Try pulling out the CMOS Battery for about 15 seconds, put it back and then boot the machine.
One way to be sure it’s not the hard drive would be to use a different one to see if it does the same thing. If it does it could mean that some drivers or something in your install is causing it (driver installers are an easy way for malware to get installed).
If the replacement drive works normally, it could mean that your original hard drive’s controller was infected
Not much else you can do with it then.
http://motherboard.vice.com/read/the-only-way-you-can-delete-this-nsa-malware-is-to-smash-your-hard-drive-to-bits
oops… nevermind, I missed the part about changing the hard drive out. Guess that just leaves something in the install is doing it (drivers or os copy you’re using).
I switched back to the original harddrive and installed Windows Server 2008 R2 x64. And now I’m posting this from that machine, and it’s been running for about an hour now. @: It’s a laptop, I don’t know how to take the CMOS battery out, and even I don’t wanna do that because it would be a bit tricky to open it up.
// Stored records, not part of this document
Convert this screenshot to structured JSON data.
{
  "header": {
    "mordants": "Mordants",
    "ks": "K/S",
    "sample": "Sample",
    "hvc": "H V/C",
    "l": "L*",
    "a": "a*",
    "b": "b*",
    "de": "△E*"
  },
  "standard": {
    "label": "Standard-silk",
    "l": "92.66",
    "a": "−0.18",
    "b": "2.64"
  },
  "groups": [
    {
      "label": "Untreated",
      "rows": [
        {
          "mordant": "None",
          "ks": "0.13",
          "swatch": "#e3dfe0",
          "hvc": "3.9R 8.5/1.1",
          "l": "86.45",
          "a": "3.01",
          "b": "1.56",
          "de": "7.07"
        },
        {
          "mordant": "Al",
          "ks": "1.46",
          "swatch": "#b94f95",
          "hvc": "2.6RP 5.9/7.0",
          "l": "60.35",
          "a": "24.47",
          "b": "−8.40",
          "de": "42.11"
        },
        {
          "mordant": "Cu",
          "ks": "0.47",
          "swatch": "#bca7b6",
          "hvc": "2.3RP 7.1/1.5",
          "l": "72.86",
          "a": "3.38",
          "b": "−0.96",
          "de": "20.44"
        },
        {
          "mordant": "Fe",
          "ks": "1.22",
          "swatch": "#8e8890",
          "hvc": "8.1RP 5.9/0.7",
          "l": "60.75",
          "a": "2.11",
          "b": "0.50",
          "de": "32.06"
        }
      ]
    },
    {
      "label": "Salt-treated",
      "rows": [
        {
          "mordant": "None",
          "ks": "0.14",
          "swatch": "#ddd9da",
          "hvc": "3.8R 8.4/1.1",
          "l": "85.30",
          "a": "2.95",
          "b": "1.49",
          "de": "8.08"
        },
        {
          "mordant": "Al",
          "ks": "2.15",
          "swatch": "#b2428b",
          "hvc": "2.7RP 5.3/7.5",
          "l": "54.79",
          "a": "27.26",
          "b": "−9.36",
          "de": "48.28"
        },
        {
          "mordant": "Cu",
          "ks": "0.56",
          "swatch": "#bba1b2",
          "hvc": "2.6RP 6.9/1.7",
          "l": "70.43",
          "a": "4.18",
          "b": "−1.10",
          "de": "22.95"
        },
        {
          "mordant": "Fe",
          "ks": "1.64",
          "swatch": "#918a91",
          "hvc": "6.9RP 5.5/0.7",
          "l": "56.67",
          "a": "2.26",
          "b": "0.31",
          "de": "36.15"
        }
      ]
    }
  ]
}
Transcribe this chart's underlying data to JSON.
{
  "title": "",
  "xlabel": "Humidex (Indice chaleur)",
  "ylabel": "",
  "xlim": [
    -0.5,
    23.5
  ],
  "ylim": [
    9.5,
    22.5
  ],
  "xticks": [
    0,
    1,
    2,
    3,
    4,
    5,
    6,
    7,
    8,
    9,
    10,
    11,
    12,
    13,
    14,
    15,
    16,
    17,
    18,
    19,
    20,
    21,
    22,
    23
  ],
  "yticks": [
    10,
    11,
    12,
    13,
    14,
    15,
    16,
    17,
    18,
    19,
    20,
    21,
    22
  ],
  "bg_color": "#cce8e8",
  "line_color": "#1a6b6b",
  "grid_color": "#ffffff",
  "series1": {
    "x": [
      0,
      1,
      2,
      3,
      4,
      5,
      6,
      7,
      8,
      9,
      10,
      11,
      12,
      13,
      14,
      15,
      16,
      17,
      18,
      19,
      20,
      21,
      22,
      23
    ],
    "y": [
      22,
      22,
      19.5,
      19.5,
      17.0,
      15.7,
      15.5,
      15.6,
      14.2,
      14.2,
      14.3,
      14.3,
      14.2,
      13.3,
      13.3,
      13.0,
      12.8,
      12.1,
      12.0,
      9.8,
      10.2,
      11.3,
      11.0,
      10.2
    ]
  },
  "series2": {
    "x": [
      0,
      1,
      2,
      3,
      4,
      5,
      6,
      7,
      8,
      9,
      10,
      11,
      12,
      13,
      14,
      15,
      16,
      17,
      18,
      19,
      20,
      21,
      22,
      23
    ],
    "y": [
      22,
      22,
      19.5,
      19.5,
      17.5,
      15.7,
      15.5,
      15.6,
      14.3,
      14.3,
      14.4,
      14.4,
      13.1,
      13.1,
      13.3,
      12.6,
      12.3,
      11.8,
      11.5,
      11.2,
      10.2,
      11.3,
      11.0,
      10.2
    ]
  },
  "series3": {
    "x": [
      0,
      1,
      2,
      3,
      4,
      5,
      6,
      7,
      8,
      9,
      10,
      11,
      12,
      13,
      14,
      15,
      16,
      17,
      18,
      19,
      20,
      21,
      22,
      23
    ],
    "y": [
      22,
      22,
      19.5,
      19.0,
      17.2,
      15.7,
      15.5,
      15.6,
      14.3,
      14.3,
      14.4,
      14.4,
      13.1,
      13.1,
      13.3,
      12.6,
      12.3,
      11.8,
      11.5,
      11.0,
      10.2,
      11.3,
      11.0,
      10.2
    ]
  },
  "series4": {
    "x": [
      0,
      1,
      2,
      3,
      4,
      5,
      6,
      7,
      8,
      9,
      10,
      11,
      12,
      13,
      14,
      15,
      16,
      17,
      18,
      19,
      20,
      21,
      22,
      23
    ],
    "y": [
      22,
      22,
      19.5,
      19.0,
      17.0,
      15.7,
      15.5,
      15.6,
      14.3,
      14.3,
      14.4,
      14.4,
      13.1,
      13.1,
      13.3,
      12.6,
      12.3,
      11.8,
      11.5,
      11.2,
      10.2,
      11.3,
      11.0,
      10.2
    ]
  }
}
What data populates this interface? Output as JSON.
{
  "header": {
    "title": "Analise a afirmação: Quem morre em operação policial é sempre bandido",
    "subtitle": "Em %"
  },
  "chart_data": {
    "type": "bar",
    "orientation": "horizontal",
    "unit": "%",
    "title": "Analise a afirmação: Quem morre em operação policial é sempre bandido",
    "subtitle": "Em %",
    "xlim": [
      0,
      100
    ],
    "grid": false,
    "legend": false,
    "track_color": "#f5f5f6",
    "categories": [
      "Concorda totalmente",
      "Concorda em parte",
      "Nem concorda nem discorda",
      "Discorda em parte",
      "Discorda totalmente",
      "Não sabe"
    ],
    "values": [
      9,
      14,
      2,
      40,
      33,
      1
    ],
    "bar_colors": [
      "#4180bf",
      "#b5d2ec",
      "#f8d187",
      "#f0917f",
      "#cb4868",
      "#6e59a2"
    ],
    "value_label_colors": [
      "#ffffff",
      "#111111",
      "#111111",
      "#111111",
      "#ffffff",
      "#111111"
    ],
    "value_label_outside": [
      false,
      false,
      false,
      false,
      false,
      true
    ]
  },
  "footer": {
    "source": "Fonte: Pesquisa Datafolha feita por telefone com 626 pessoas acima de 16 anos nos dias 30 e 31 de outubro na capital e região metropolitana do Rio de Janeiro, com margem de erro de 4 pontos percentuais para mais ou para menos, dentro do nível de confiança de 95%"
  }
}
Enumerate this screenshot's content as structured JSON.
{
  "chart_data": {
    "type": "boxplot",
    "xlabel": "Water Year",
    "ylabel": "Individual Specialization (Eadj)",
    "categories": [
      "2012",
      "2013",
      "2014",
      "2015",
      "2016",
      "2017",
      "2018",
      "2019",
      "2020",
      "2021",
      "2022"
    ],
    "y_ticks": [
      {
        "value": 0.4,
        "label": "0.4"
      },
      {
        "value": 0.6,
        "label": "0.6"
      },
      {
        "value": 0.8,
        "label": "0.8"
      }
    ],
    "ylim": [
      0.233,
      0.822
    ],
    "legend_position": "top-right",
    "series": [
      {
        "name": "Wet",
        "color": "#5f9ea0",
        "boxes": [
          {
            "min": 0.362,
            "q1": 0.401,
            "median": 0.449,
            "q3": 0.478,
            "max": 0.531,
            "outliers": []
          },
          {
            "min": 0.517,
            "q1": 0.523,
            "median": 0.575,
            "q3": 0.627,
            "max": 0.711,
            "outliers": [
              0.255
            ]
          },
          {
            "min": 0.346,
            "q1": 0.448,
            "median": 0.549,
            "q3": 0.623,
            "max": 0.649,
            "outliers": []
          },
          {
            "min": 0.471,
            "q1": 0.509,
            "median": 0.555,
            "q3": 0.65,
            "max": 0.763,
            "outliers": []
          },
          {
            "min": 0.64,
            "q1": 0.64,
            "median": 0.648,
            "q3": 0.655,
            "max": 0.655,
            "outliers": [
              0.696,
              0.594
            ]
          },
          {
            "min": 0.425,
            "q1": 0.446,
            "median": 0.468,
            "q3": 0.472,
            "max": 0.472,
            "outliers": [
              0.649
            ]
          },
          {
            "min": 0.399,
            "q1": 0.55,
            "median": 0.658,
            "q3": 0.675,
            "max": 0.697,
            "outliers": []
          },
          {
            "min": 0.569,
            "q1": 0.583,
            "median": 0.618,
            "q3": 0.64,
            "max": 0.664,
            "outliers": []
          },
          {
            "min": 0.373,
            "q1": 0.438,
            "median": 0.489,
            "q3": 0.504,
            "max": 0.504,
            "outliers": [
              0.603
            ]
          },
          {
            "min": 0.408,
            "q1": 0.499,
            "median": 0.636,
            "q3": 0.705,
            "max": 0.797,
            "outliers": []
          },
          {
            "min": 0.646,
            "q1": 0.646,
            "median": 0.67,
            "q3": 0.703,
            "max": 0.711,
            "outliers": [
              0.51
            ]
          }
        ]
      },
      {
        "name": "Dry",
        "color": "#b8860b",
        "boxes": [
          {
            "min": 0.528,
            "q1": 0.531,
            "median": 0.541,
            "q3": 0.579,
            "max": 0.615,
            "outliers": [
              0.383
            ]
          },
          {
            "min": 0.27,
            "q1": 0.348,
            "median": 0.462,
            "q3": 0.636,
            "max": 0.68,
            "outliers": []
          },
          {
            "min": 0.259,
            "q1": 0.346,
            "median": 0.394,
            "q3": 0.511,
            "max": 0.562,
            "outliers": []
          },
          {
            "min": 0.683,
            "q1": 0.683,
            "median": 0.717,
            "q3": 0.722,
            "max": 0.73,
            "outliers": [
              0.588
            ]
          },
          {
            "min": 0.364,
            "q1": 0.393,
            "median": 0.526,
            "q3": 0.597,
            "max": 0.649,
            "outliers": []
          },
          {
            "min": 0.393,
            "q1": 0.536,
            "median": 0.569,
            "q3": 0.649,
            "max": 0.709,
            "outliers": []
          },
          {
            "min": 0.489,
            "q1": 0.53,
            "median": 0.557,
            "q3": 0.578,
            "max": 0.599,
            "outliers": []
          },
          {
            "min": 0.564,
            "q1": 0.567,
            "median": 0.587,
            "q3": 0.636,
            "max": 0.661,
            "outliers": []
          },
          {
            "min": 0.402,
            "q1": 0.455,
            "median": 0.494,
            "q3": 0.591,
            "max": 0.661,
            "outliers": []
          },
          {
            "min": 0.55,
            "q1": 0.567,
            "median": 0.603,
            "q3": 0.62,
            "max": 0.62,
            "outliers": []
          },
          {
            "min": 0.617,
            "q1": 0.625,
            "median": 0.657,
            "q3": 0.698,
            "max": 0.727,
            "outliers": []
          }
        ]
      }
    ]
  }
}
@: Yeap, I changed the harddrive and got similar problem, not exactly like the old one, but still, everything was gone after connecting to the internet, and in some minutes, or half and hour.
So as I said, I installed Windows Server 2008 X64 juz to check, and the machine’s still up and running til now, I suspected the drivers at first, but then when I installed Windows XP and got the same problem, I doubted that it would come from the drivers. I will keep the machine running to see if the problem would happen again.